Software development belief systems in corporate environments

Executives in corporate environments have one of three belief systems about software development. To build successful products it is essential for product managers to understand what belief system their executive team subscribes to.

  • Belief system #1: We have to build these features and they have to be live by this date.
  • Belief system #2: We have to be live by this date — what features can you get done by then?
  • Belief system #3: We have to release these features next — how long will it take to get that done?

Belief system #1 is the most common, and it is poison. It usually goes along with a distorted Steve Jobs “reality distortion field” complex, and the only thing it produces is crappy software and burnt-out teams who feel distrusted and undervalued. A product manager’s first job is to move the executive team away from belief system #1.

Belief system #3 is the ideal scenario for most large corporations1. Software development and the product manager’s role are usually well understood in such environments. The product team gets to present their market-driven ideas to the executive team, who can focus on what they do best: providing perspective, vision, and assistance with prioritization. This allows product teams to set their own schedules based on what everyone agrees needs to be done as they balance what’s best for users, the business, and the technology.

Belief system #2 is not ideal, but it is certainly better than #1, and I’ve learned that it is impossible to move executive teams from belief system #1 to belief system #3 without the interim step of belief system #2. The logical jump from #1 to #2 is easier to influence since product managers only have to deal with one variable: the constraints of time.

If a release date is fixed2 product managers shouldn’t spend time trying to move out the date to accomplish everything the executive team wants them to. Instead, spend time explaining that the release date is a horizontal line. All features above the line gets done by the date, and all features below the line don’t, and will have to wait for a future release. Explain that the development team can only do a limited number of things in a given time frame, and if some feature suddenly becomes a must-have, one of the other features have to move “below the line”.

This might seem like a trivial concept, but that’s because we’re software people. Most executive teams have a really difficult time with this because software development in agile environments is fairly new to them.

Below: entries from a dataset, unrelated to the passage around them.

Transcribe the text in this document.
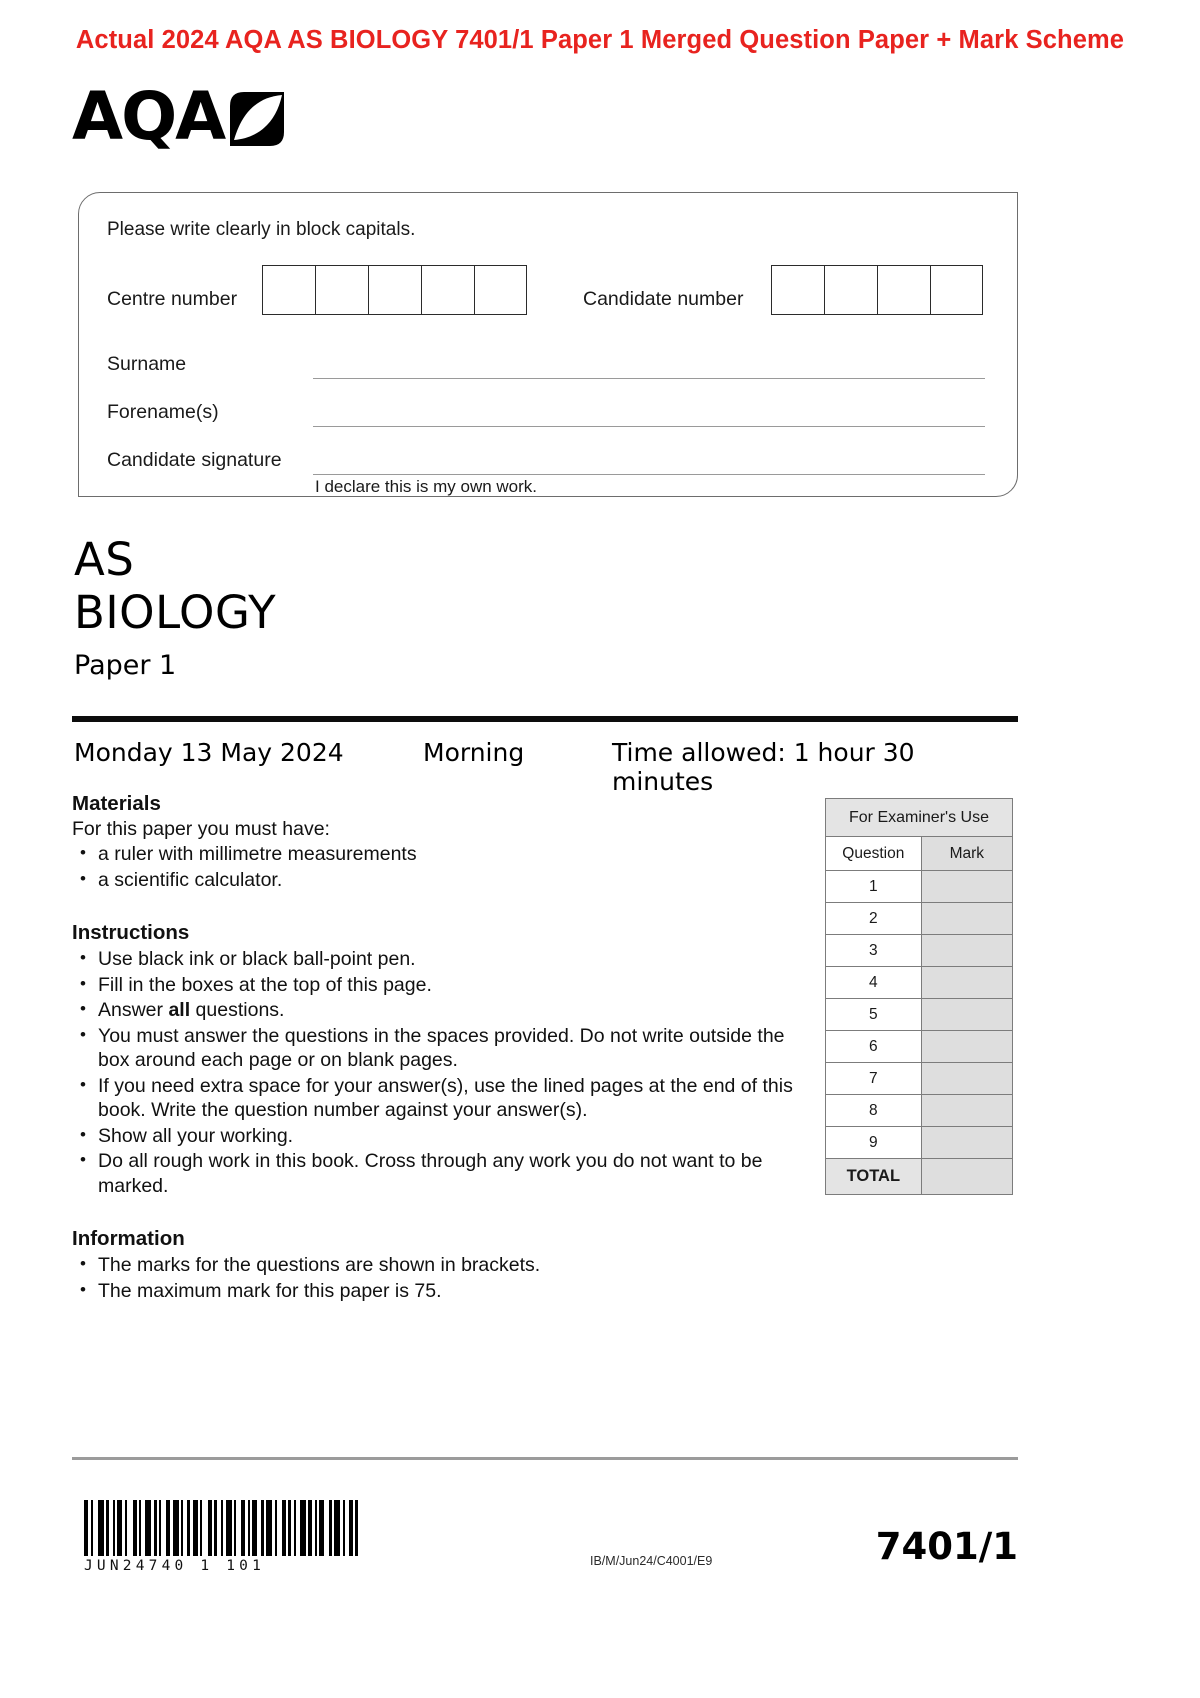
Actual 2024 AQA AS BIOLOGY 7401/1 Paper 1 Merged Question Paper + Mark Scheme
AQA
Please write clearly in block capitals.
Centre number	Candidate number
Surname
Forename(s)
Candidate signature
I declare this is my own work.
AS
BIOLOGY
Paper 1
Monday 13 May 2024	Morning	Time allowed: 1 hour 30 minutes
Materials
For this paper you must have:
• a ruler with millimetre measurements
• a scientific calculator.
Instructions
• Use black ink or black ball-point pen.
• Fill in the boxes at the top of this page.
• Answer all questions.
• You must answer the questions in the spaces provided. Do not write outside the box around each page or on blank pages.
• If you need extra space for your answer(s), use the lined pages at the end of this book. Write the question number against your answer(s).
• Show all your working.
• Do all rough work in this book. Cross through any work you do not want to be marked.
Information
• The marks for the questions are shown in brackets.
• The maximum mark for this paper is 75.
For Examiner's Use	
Question	Mark
1	
2	
3	
4	
5	
6	
7	
8	
9	
TOTAL	
JUN24740 1 101	IB/M/Jun24/C4001/E9	7401/1
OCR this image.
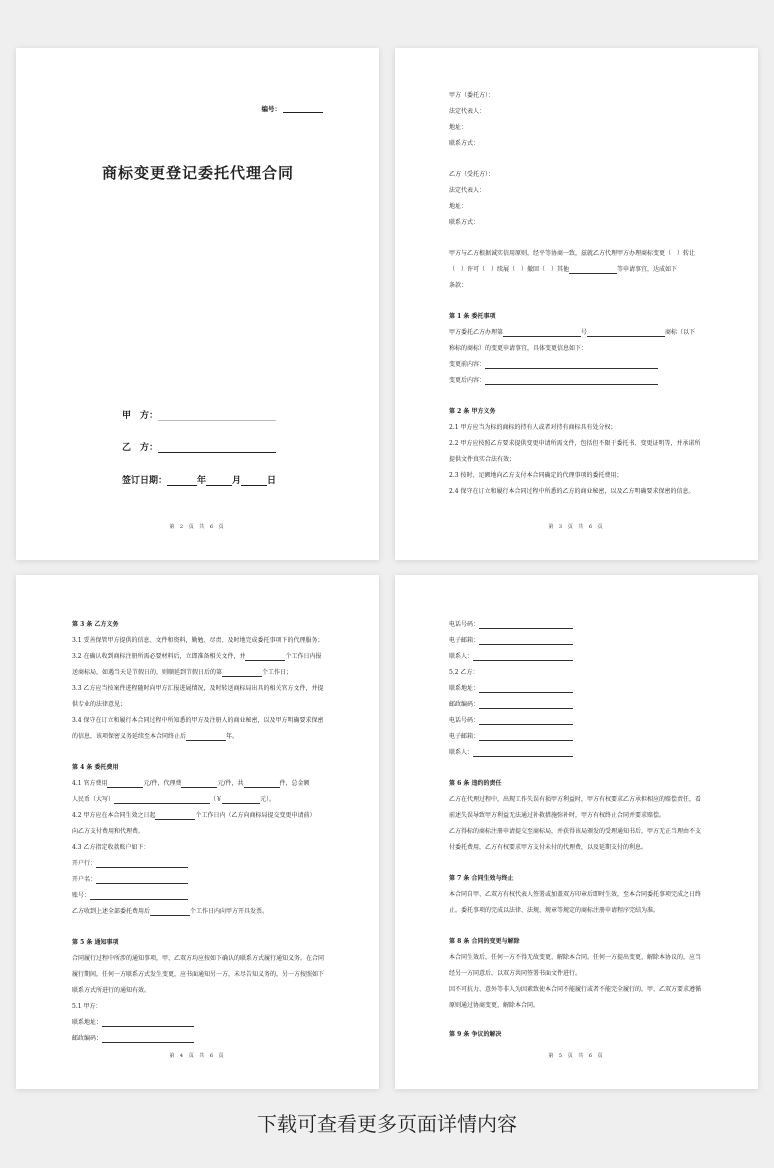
编号：
商标变更登记委托代理合同
甲　方：
乙　方：
签订日期：	年	月	日
第 2 页 共 6 页
甲方（委托方）：
法定代表人：
地址：
联系方式：
乙方（受托方）：
法定代表人：
地址：
联系方式：
甲方与乙方根据诚实信用原则，经平等协商一致，兹就乙方代理甲方办理商标变更（　）转让
（　）许可（　）续展（　）撤回（　）其他	等申请事宜，达成如下
条款：
第 1 条 委托事项
甲方委托乙方办理第	号	商标（以下
称标的商标）的变更申请事宜，具体变更信息如下：
变更前内容：
变更后内容：
第 2 条 甲方义务
2.1 甲方应当为标的商标的持有人或者对持有商标具有处分权；
2.2 甲方应按照乙方要求提供变更申请所需文件，包括但不限于委托书、变更证明等，并承诺所
提供文件真实合法有效；
2.3 按时、足额地向乙方支付本合同确定的代理事项的委托费用；
2.4 保守在订立和履行本合同过程中所悉的乙方的商业秘密，以及乙方明确要求保密的信息。
第 3 页 共 6 页
第 3 条 乙方义务
3.1 妥善保管甲方提供的信息、文件和资料，勤勉、尽责、及时地完成委托事项下的代理服务；
3.2 在确认收到商标注册所需必要材料后，立即准备相关文件，并	个工作日内报
送商标局，如遇当天是节假日的，则顺延到节假日后的第	个工作日；
3.3 乙方应当按案件进程随时向甲方汇报进展情况，及时转送商标局出具的相关官方文件，并提
供专业的法律意见；
3.4 保守在订立和履行本合同过程中所知悉的甲方及注册人的商业秘密，以及甲方明确要求保密
的信息，该项保密义务延续至本合同终止后	年。
第 4 条 委托费用
4.1 官方费用	元/件，代理费	元/件，共	件，总金额
人民币（大写）	（￥	元）。
4.2 甲方应在本合同生效之日起	个工作日内（乙方向商标局提交变更申请前）
向乙方支付费用和代理费。
4.3 乙方指定收款账户如下：
开户行：
开户名：
账号：
乙方收到上述全部委托费用后	个工作日内向甲方开具发票。
第 5 条 通知事项
合同履行过程中所涉的通知事项，甲、乙双方均应按如下确认的联系方式履行通知义务。在合同
履行期间，任何一方联系方式发生变更，应书面通知另一方，未尽告知义务的，另一方按照如下
联系方式所进行的通知有效。
5.1 甲方：
联系地址：
邮政编码：
第 4 页 共 6 页
电话号码：
电子邮箱：
联系人：
5.2 乙方：
联系地址：
邮政编码：
电话号码：
电子邮箱：
联系人：
第 6 条 违约的责任
乙方在代理过程中，出现工作失误有损甲方利益时，甲方有权要求乙方承担相应的赔偿责任，看
前述失误导致甲方利益无法通过补救措施弥补时，甲方有权终止合同并要求赔偿。
乙方得标的商标注册申请提交至商标局，并获得该局颁发的受理通知书后，甲方无正当理由不支
付委托费用，乙方有权要求甲方支付未付的代理费，以及延期支付的利息。
第 7 条 合同生效与终止
本合同自甲、乙双方有权代表人签署或加盖双方印章后即时生效，至本合同委托事项完成之日终
止。委托事项的完成以法律、法规、规章等规定的商标注册申请程序完结为准。
第 8 条 合同的变更与解除
本合同生效后，任何一方不得无故变更、解除本合同。任何一方提出变更、解除本协议的，应当
经另一方同意后，以双方共同签署书面文件进行。
因不可抗力、意外等非人为因素致使本合同不能履行或者不能完全履行的，甲、乙双方要求遵循
原则通过协商变更、解除本合同。
第 9 条 争议的解决
第 5 页 共 6 页
下载可查看更多页面详情内容
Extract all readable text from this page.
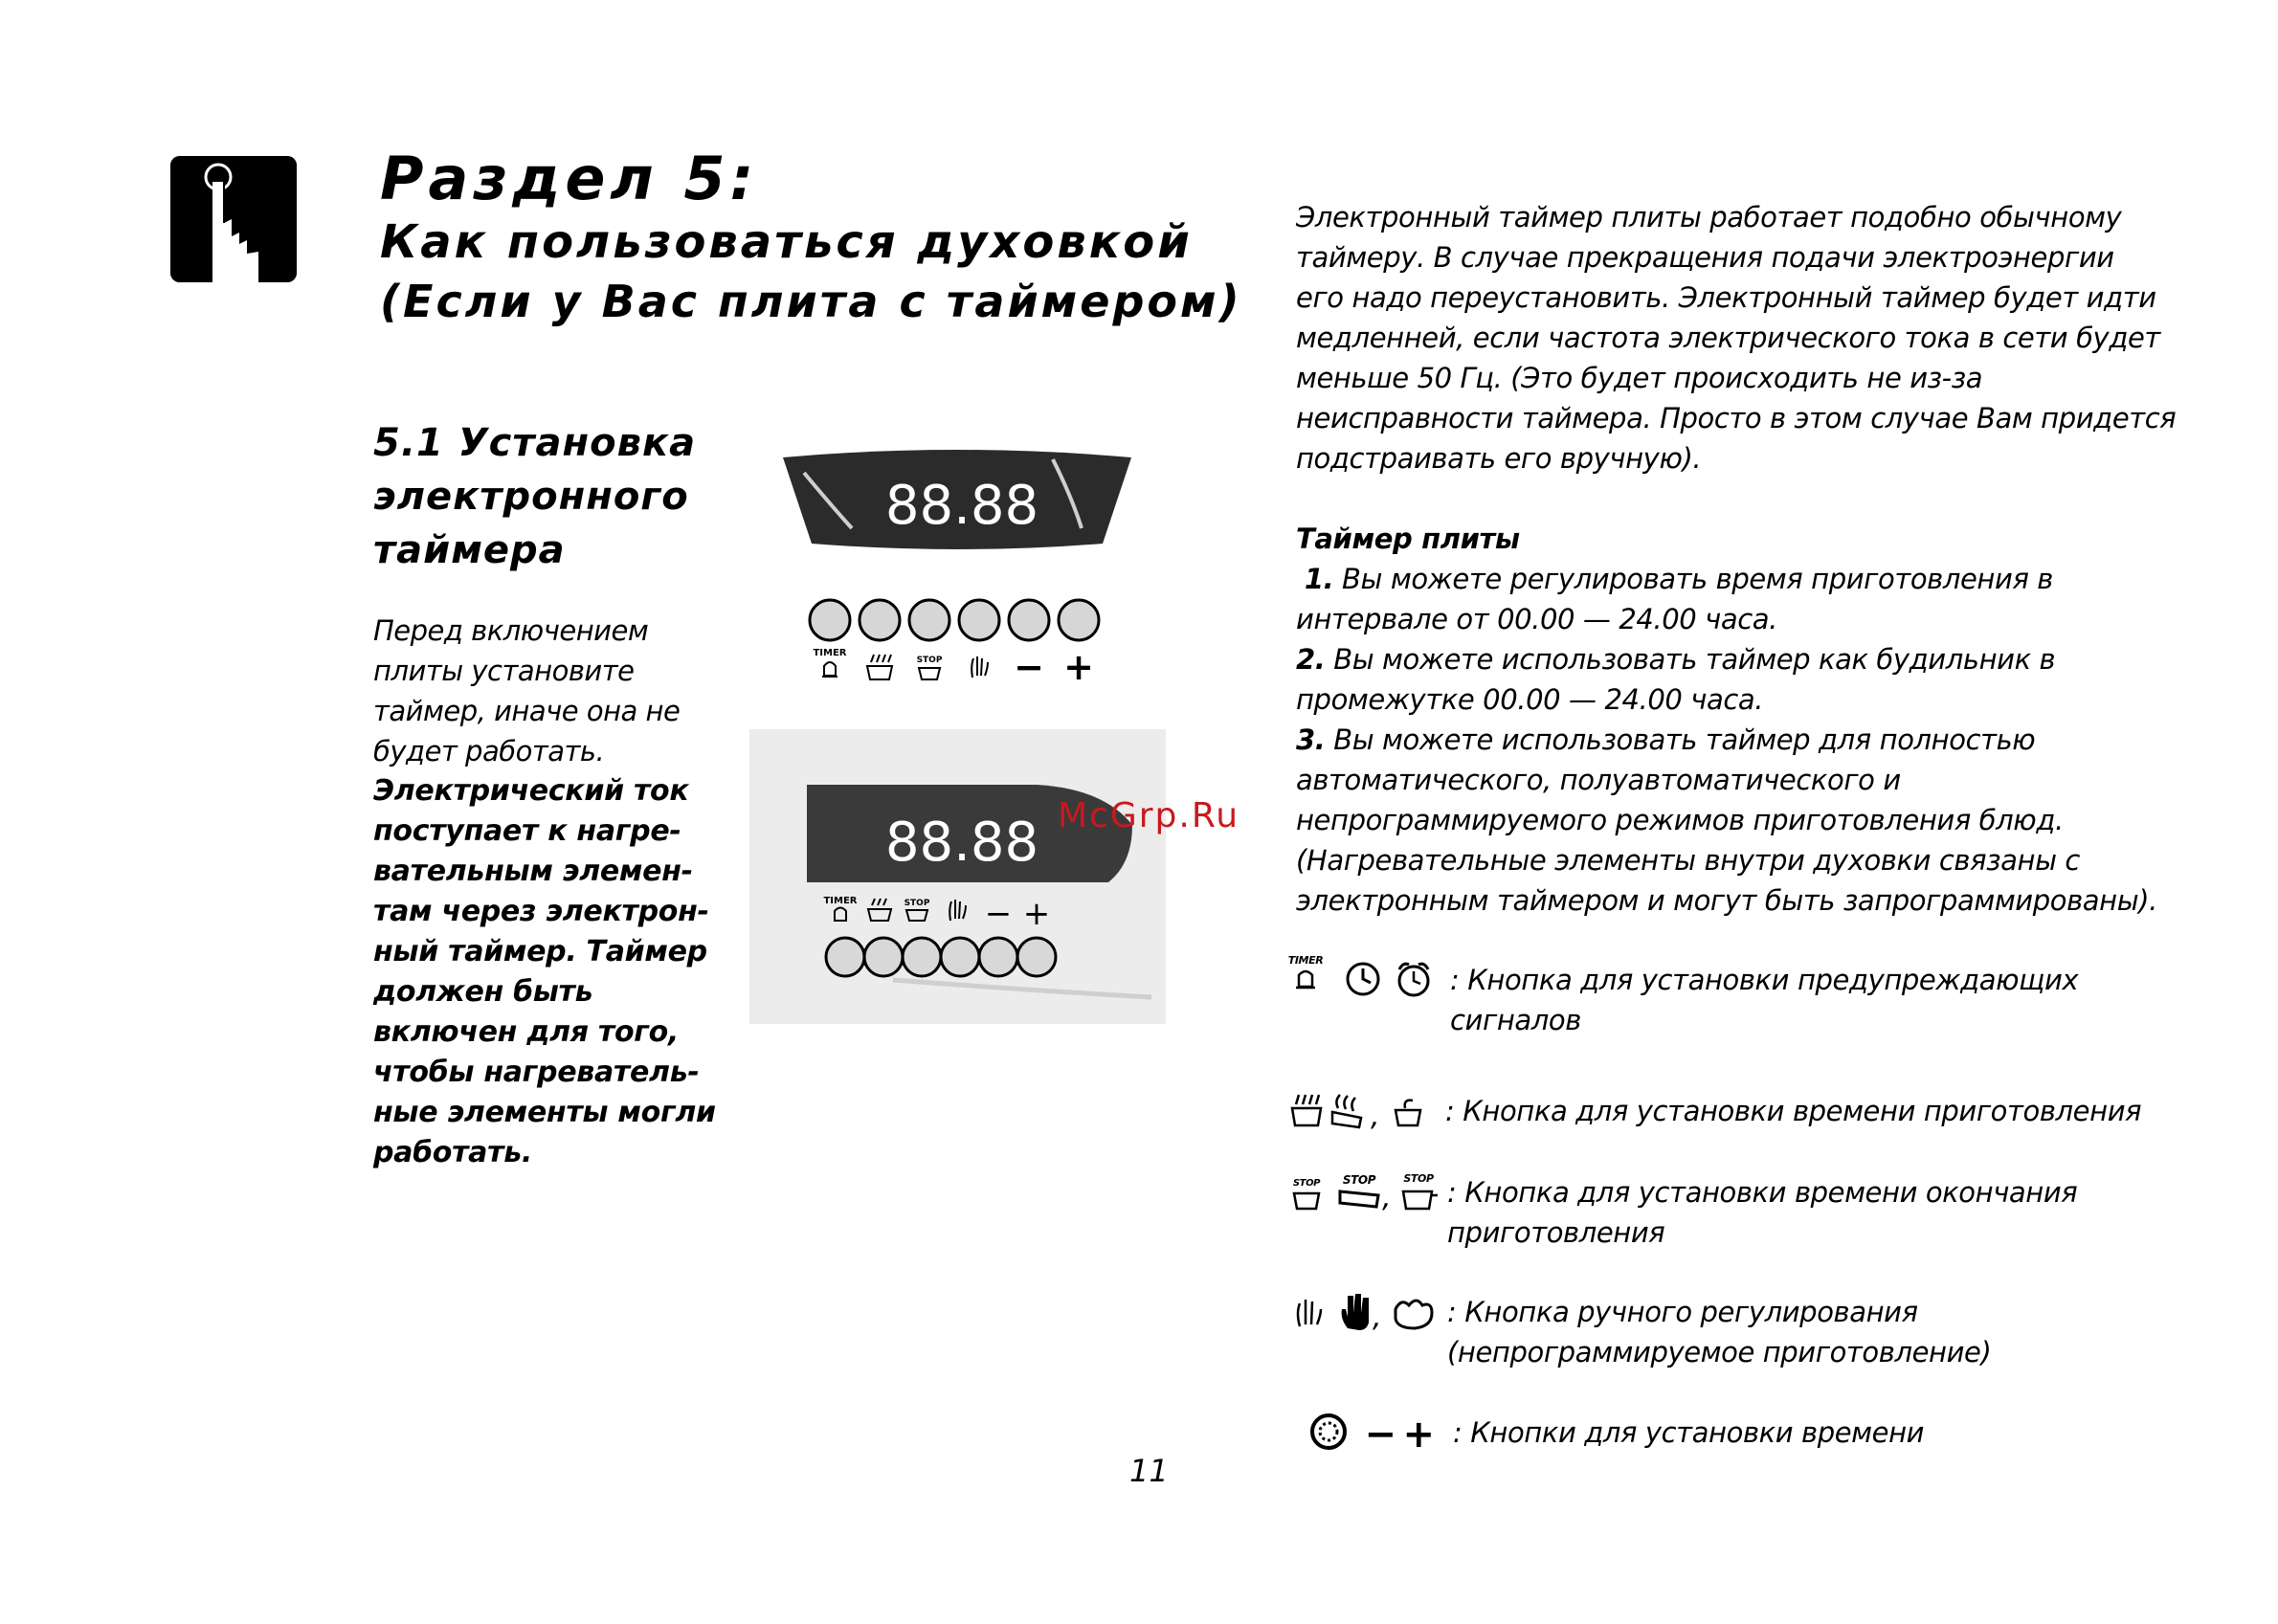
Раздел 5:
Как пользоваться духовкой
(Если у Вас плита с таймером)
5.1 Установка электронного таймера
Перед включением плиты установите таймер, иначе она не будет работать.
Электрический ток поступает к нагре-вательным элемен-там через электрон-ный таймер. Таймер должен быть включен для того, чтобы нагреватель-ные элементы могли работать.
88.88
TIMER
STOP − +
88.88
TIMER	STOP − +
McGrp.Ru

Электронный таймер плиты работает подобно обычному
таймеру. В случае прекращения подачи электроэнергии
его надо переустановить. Электронный таймер будет идти
медленней, если частота электрического тока в сети будет
меньше 50 Гц. (Это будет происходить не из-за
неисправности таймера. Просто в этом случае Вам придется
подстраивать его вручную).

Таймер плиты

1. Вы можете регулировать время приготовления в
интервале от 00.00 — 24.00 часа.

2. Вы можете использовать таймер как будильник в
промежутке 00.00 — 24.00 часа.

3. Вы можете использовать таймер для полностью
автоматического, полуавтоматического и
непрограммируемого режимов приготовления блюд.
(Нагревательные элементы внутри духовки связаны с
электронным таймером и могут быть запрограммированы).

TIMER
: Кнопка для установки предупреждающих
сигналов
, : Кнопка для установки времени приготовления
STOP STOP
,
STOP : Кнопка для установки времени окончания
приготовления
, : Кнопка ручного регулирования
(непрограммируемое приготовление)
− + : Кнопки для установки времени
11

It bears repeating that one of the biggest mistakes a product manager can make is to try to change people’s belief systems from #1 to #3 without first taking them through the logic of #2. That said, once a project has been completed successfully using #2, the shift to #3 is usually fairly easy to make. That’s because the executive team had the opportunity to get a glimpse of how much better the software can be if “required” features aren’t shoved down a funnel that cannot withstand the pressure.

If you work in a large corporation, identify your executive team’s software development belief system, then guide them to #3. Your product, your business, and your team’s morale will be better for it.

  1. I.e., most practical and pragmatic. I’m talking specifically about corporations with >100 employees, not startups. 

  2. And don’t get me wrong, there can be legitimate reasons for fixed release dates.